A Proactive Love (ST)
Learning about the various aspects of true love through the book, “Christian love” and through the course lectures, I realised that true love is pro-active and independent of the nature or actions of its recipients. It was wonderful to be able to learn this from the example par excellence of the Godhead, especially from the example of their love to man. The Father set His love upon us even before we came into being, even though He knew we would be utterly sinful and despicable, with nothing lovely or deserving in usat all. He knew that His love to us would only cost Him, for we would have nothing at all to give Him in return for whatever He would bestow upon us. His love to us would not just cost Him, it would cost Him that which is beyond value – the life and death of His only begotten Son.

A Humble Love (ST)
The final key takeaway from this course that I will share is the humility that is the pre-requisite of true love. This was exposited and emphasised in Binning’s “Christian Love” and was taught in the lectures as well, particularly in the lecture that taught the example of Jesus washing His disciples’ feet. Reading and learning about such humility through the course, which has tied in with the experiences that the Lord has been giving me to humble me, has made me learn much of makes meekness and lowliness. Indeed, one cannot exercise or possess true love without humility and learning and meditating upon this through the course brought this to the forefront of my mind, especially as I reflected and pondered upon my life and relationships with others. One aspect of my relationships for which I found this lesson to be most useful was the admonishment of others and correcting of their faults. As great sinners ourselves, we should remain humble and meek when thinking of the faults of others and seeking to correct them. We must deal with them not in Pharisaical hypocrisy and pride but in genuine compassion, pity and love, having sincere care for their spiritual wellbeing and exuding that care in our interactions and dealings with them. While we are able to truly love our family and friends to some degree, so often, some of our thoughts, feelings, words and deeds towards them are mingled with our own selfish, carnal desires and pride. This causes us to fail to seek only their spiritual wellbeing for God’s glory and worldliness, godlessness and carnality creep into the picture. We must learn to put ourselves and our sin aside and to wholly seek the Lord’s will, kingdom and glory in such matters. We must seek that His compassion for sinners and grace towards His saints be magnified upon this earth. Thus, we must come with that spirit of His to minister to others, not bearing any impure or selfish motives in our hearts.
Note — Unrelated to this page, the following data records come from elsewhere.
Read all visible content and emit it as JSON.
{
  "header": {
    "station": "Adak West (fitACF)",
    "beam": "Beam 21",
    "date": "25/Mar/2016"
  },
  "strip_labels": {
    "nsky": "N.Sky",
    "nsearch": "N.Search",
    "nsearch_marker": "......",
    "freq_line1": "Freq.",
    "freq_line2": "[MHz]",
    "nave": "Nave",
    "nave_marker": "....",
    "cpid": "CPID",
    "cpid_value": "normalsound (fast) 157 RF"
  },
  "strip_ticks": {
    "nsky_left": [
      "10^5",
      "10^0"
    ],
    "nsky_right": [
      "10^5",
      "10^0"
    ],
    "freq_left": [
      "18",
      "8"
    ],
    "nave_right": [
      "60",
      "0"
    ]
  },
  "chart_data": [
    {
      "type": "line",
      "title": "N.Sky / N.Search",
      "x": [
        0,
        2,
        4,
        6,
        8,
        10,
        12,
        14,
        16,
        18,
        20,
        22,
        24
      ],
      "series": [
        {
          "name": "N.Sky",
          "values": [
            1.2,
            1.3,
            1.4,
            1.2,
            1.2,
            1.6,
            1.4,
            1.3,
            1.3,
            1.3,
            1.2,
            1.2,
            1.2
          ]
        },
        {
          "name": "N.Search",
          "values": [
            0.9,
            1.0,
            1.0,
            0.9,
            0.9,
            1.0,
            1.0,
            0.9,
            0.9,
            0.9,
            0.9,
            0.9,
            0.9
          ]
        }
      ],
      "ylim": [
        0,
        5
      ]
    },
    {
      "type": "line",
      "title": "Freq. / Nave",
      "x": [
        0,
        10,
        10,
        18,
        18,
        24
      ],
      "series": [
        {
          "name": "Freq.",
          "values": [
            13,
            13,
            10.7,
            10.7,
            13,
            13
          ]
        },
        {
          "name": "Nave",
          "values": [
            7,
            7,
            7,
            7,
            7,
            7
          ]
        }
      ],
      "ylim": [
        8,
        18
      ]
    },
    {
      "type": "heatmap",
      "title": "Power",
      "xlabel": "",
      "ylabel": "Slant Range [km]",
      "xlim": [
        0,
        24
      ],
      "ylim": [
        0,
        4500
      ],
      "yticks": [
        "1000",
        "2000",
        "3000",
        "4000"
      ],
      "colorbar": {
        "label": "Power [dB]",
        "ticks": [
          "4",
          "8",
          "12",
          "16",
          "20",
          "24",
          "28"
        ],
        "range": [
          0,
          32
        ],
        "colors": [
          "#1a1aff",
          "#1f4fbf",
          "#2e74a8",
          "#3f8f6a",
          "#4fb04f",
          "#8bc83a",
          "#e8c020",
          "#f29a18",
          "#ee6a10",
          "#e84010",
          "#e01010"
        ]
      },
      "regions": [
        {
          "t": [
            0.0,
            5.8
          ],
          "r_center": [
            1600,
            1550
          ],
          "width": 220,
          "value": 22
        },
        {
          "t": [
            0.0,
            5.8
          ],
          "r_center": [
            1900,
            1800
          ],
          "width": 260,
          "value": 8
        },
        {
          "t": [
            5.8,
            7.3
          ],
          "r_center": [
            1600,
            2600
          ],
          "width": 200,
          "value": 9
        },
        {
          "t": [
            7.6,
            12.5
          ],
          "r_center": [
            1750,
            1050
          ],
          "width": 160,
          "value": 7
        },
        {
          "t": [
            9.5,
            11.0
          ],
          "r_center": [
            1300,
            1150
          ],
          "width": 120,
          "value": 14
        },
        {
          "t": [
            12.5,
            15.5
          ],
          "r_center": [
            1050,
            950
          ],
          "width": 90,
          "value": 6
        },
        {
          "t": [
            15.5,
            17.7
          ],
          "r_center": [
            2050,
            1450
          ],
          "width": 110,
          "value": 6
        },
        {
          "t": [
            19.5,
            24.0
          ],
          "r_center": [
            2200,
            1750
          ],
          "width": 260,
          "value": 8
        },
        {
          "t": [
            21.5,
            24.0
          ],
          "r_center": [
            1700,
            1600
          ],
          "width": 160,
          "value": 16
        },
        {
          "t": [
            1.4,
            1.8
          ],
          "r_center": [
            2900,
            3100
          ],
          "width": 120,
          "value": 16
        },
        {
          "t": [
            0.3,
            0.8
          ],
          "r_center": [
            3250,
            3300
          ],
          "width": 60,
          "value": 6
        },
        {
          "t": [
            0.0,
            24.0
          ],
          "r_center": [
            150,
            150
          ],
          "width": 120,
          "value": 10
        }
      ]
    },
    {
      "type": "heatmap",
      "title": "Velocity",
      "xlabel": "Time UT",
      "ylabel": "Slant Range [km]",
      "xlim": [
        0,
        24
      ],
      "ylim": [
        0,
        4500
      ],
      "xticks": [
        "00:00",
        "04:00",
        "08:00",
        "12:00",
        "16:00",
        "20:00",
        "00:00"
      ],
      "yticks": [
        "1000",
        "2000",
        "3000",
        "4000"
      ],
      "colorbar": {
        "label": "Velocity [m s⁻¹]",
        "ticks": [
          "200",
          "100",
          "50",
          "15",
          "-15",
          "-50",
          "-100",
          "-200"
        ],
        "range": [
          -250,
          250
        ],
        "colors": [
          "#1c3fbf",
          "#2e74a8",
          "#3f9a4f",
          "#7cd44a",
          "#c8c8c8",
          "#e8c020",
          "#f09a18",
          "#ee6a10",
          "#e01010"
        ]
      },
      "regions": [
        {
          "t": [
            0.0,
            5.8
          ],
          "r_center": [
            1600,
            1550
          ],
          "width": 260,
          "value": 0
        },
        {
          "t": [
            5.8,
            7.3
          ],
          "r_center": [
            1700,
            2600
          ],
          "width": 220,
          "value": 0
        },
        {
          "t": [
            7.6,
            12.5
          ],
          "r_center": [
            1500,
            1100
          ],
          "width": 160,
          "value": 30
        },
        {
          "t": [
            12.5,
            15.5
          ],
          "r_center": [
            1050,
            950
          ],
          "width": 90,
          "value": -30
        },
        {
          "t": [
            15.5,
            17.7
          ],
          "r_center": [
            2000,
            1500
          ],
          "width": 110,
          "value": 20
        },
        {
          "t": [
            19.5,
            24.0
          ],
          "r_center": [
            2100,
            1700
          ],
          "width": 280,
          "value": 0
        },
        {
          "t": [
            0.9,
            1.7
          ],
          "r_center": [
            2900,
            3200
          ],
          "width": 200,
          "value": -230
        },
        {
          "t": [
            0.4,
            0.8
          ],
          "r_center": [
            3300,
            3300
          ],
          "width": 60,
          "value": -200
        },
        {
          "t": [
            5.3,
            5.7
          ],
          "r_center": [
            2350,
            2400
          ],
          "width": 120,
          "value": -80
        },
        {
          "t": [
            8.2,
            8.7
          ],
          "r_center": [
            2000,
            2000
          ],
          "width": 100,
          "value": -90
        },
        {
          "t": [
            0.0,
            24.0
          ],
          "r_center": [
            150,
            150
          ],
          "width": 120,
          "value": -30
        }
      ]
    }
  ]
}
No matter what the sinner or Christian has done, God still loves him/her and is willing to forgive him/her. Thus, we must also genuinely seek his/her welfare and none of our own carnal lusts or pride. This is what it means to be a follower of God. Echoing Binning’s sentiments in his ,“Christian Love”, being able to follow after God in His love is one of the chief, if not the chiefest, glory and excellency of Christian love. May God transform us by His Spirit, “from glory into glory”, that we may show forth the glory of His grace, unto His praise!